Sob a mesma mesa, estão os resquícios de um maltrapilho e imundo tapete de origem incerta. No canto de uma das laterais, notam-se os resíduos de material inorgânico e orgânico (fezes de pequenos roedores?) deixados talvez após uma varredura inacabada ou em processamento. Sobre uma das paredes, duas baratas fazem uma evolução descoordenada e modorrenta, num embaraçoso exibicionismo.
A sólida escada que leva ao pavimento superior e aos gabinetes do embaixador apresenta os sinais de intenso uso através os anos, mas oferece, provavelmente, a única opção de abrigo na eventualidade de um ligeiro tremor de terra. A ante-sala do gabinete do embaixador, outrora uma sala de reuniões com estofados, ao estilo oriental, tem apenas uma velha poltrona abandonada contra uma das paredes, numa isolada e melancólica companhia aos velhos, opacos e desgastados tacos de madeira.

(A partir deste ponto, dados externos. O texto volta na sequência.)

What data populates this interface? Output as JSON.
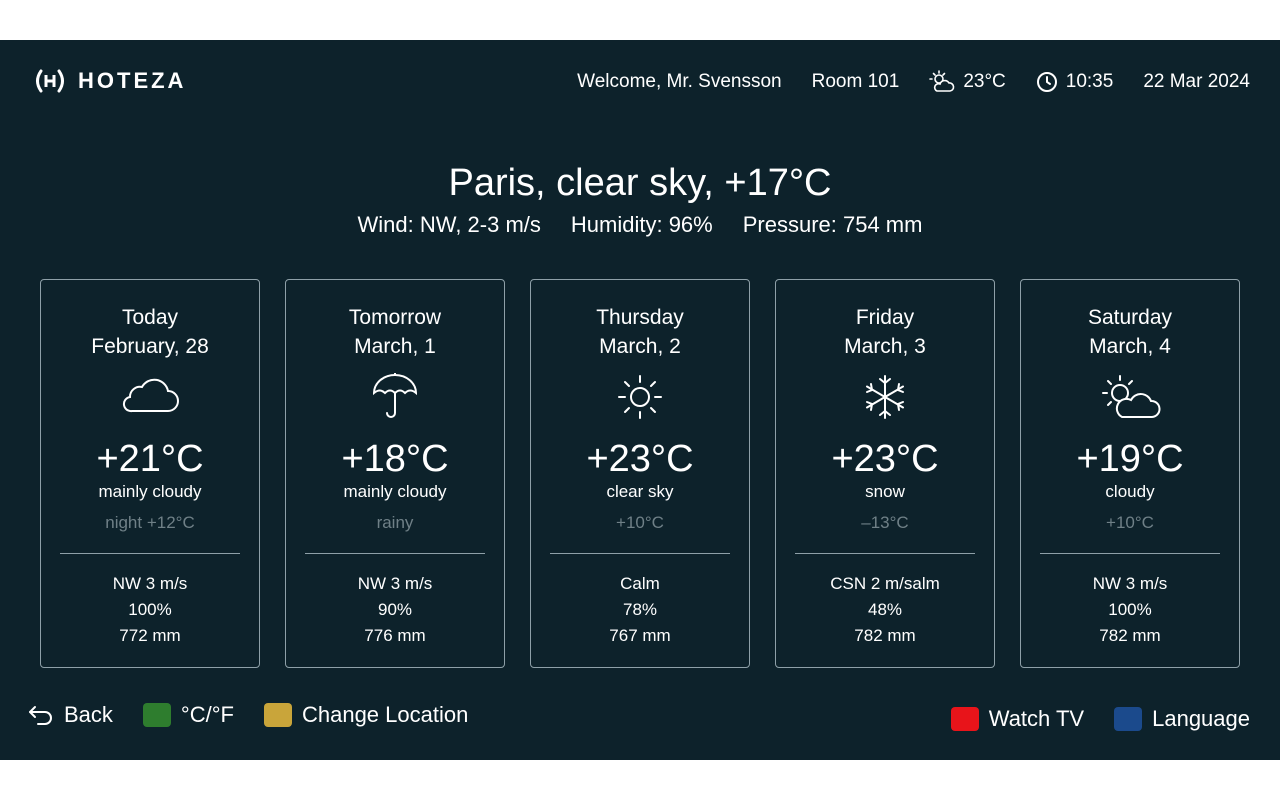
{
  "brand": {
    "name": "HOTEZA",
    "icon": "hoteza-logo-icon"
  },
  "header": {
    "welcome": "Welcome, Mr. Svensson",
    "room": "Room 101",
    "weather_temp": "23°C",
    "weather_icon": "partly-cloudy-icon",
    "time": "10:35",
    "time_icon": "clock-icon",
    "date": "22 Mar 2024"
  },
  "current": {
    "title": "Paris, clear sky, +17°C",
    "wind": "Wind: NW, 2-3 m/s",
    "humidity": "Humidity: 96%",
    "pressure": "Pressure: 754 mm"
  },
  "forecast": [
    {
      "day": "Today",
      "date": "February, 28",
      "icon": "cloud-icon",
      "temp": "+21°C",
      "condition": "mainly cloudy",
      "sub": "night +12°C",
      "wind": "NW 3 m/s",
      "humidity": "100%",
      "pressure": "772 mm"
    },
    {
      "day": "Tomorrow",
      "date": "March, 1",
      "icon": "umbrella-icon",
      "temp": "+18°C",
      "condition": "mainly cloudy",
      "sub": "rainy",
      "wind": "NW 3 m/s",
      "humidity": "90%",
      "pressure": "776 mm"
    },
    {
      "day": "Thursday",
      "date": "March, 2",
      "icon": "sun-icon",
      "temp": "+23°C",
      "condition": "clear sky",
      "sub": "+10°C",
      "wind": "Calm",
      "humidity": "78%",
      "pressure": "767 mm"
    },
    {
      "day": "Friday",
      "date": "March, 3",
      "icon": "snowflake-icon",
      "temp": "+23°C",
      "condition": "snow",
      "sub": "–13°C",
      "wind": "CSN 2 m/salm",
      "humidity": "48%",
      "pressure": "782 mm"
    },
    {
      "day": "Saturday",
      "date": "March, 4",
      "icon": "sun-cloud-icon",
      "temp": "+19°C",
      "condition": "cloudy",
      "sub": "+10°C",
      "wind": "NW 3 m/s",
      "humidity": "100%",
      "pressure": "782 mm"
    }
  ],
  "footer": {
    "back_label": "Back",
    "units_label": "°C/°F",
    "location_label": "Change Location",
    "tv_label": "Watch TV",
    "language_label": "Language",
    "colors": {
      "green": "#2e7d2e",
      "yellow": "#c9a53a",
      "red": "#e8141a",
      "blue": "#1b4a8c"
    }
  },
  "colors": {
    "background": "#0d222b",
    "border": "#8ea0a8",
    "muted_text": "#6f8087"
  }
}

No gabinete do embaixador, um velho sofá estoicamente ainda recebe os visitantes, sendo que o diplomata recorre a uma desgastada cadeira de sua própria mesa. Um contínuo de aspecto oriental serve um café ersatz, com aparência marrom-alaranjada e com mais substâncias em suspensão que as águas do velho Yang – Tse.
A triste situação física da chancelaria brasileira em Beijing apenas serve de palco para o fracasso da atuação diplomática do Brasil na China, hoje o segundo maior parceiro comercial brasileiro e seu principal sócio estratégico. Uma reduzida equipe de apenas 5 diplomatas, semelhante em número à que temos no Equador e metade daquela da Venezuela, atende a uma das agendas bilaterais mais complexas do Brasil, sem conhecimento do mandarim.
O vigor das relações comerciais bilaterais incentiva os investimentos recíprocos. Porém, os investidores e homens de negócio chineses não conseguem vistos para visitar o Brasil, pois estes demoram mais de 90 dias para sua emissão, após um humilhante processamento. Com um comércio bilateral superior a US$ 25 bilhões em 2007, há apenas um diplomata brasileiro a cuidar do setor comercial. De nossos cinco diplomatas, três já se preparam a deixar a China.
Esse lamentável quadro apresenta-se após um ano decorrido de o chanceler Celso Amorim haver declarado publicamente, com alarde e a habitual e característica fanfarronice, que 2008 havia sido designado para o Itamaraty o “ano da Ásia”. Imagine-se o que seria se não fosse!
A estreita cooperação do Brasil com a China é de fundamental importância para os interesses comerciais e econômicos de nosso país, num mundo em que aproximadamente 66% do crescimento global nos próximos anos virá dos países em desenvolvimento, segundo dados insuspeitos do FMI (Fundo Monetário Internacional).
De mais a mais, a cooperação política com o país oriental se faz para nós ainda mais importante neste momento em que é discutida uma reformulação da ordem política mundial e bem assim dos diversos organismos multilaterais, com maior peso para os países em desenvolvimento.
Para tanto o Brasil deve alocar quadros diplomáticos e condições materiais adequadas tanto em número quanto em qualidade para os múltiplos desafios do momento. É chegado o tempo para o Itamaraty levar a China a sério!